The researchers also concluded that other ways of delivering care to the uninsured, like providing them with community health centers, are not adequate substitutes for health insurance. Individuals need the access to hospitals and specialists that comes only with adequate insurance coverage, Dr. Woolhander said.

If I understand correctly, the way to get that number of 45,000 is to compare death rates of insured vs non-insured then multiply that difference by the number of people with no insurance. For example, say 10 people are insured and 10 people are not insured. The insured people have a 25% chance of dying this year and the uninsured have a 50% chance because they don't have proper treatment. If all 20 people were insured, the total deaths this year would be (20)*(0.25) = 5 deaths. With only 10 insured, the death rate is (10)*(0.25) + (10)*(0.50) = 7.5 deaths. I then say 2.5 people died simply because they didn't have insurance.

Think back to that episode of The Simpsons where Homer needs heart surgery.

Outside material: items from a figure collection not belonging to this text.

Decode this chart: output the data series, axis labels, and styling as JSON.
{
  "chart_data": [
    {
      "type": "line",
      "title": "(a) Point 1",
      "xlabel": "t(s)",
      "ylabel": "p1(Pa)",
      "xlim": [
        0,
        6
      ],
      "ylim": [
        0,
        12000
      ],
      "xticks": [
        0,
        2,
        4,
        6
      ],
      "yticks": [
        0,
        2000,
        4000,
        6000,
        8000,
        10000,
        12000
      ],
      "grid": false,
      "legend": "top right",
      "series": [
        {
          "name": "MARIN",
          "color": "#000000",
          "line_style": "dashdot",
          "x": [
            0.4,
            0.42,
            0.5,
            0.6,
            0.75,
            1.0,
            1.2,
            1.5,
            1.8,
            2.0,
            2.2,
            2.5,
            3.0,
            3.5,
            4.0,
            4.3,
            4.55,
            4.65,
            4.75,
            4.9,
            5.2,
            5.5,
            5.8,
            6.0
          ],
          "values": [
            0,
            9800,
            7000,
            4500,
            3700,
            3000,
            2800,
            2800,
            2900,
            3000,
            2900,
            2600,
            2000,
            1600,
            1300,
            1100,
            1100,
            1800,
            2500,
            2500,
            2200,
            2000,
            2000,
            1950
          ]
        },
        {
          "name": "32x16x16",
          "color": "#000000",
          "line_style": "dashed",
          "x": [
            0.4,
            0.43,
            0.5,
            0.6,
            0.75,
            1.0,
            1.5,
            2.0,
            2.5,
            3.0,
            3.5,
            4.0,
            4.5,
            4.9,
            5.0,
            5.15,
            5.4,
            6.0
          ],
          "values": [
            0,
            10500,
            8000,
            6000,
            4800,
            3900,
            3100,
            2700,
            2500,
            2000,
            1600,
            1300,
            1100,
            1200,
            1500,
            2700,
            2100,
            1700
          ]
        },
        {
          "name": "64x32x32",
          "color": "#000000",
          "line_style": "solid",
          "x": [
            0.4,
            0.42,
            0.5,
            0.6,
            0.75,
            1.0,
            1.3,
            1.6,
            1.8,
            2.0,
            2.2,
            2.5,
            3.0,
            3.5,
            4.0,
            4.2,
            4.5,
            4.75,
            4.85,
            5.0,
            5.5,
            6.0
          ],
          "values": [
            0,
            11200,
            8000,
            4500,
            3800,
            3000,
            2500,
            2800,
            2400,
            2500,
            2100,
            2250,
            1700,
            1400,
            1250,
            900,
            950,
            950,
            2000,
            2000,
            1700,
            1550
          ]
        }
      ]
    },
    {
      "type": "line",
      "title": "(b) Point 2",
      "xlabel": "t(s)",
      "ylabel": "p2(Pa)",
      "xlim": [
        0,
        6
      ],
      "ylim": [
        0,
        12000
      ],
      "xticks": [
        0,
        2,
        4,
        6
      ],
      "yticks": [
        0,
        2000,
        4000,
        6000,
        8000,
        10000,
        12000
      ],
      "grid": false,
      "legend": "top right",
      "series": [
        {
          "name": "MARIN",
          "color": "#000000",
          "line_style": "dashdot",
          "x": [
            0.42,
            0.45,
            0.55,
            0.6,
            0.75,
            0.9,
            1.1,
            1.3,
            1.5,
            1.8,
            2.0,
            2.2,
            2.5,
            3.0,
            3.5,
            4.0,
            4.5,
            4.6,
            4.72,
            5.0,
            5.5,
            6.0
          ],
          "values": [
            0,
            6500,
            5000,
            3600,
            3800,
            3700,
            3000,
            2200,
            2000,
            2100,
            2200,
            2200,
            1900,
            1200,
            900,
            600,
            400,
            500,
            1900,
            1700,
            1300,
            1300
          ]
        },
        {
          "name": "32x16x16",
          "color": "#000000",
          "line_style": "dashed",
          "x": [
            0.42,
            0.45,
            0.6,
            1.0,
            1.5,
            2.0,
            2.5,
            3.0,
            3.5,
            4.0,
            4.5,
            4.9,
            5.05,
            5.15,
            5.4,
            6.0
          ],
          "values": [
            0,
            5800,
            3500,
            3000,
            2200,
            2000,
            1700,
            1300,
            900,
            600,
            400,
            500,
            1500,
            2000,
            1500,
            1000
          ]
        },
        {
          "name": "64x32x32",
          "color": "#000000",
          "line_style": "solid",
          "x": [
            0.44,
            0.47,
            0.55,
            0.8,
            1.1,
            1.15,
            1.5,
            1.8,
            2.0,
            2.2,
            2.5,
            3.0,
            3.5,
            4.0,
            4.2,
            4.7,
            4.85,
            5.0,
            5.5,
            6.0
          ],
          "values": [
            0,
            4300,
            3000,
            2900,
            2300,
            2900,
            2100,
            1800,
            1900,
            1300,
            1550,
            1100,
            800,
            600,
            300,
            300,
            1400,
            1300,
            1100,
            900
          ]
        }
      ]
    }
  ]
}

He can't afford what Dr Hibbert wants, so he faces the possibility of dying before the age of 30 (he got Marge pregnant some time around high school and Bart is 10 years old). If he had health insurance, he would get the heart surgery he needs then maybe live until he's 60 or 70. In the show he ended up getting discount surgery from an unlicensed doctor, but most real life people in this situation are not so lucky.
 

Hayabusa Rider

Admin Emeritus & Elite Member
Jan 26, 2000
50,879
4,268
126
I find that very hard to believe. Of the people I've known who had to have bypass surgery - and there have been a lot - none has waited longer than four days or so. The really bad cases have had the surgery the next day.


You can't really take what he says at face value. He believes that doctors owe allegiance to the state and that physicians who save lives in violation of government regs should be prosecuted.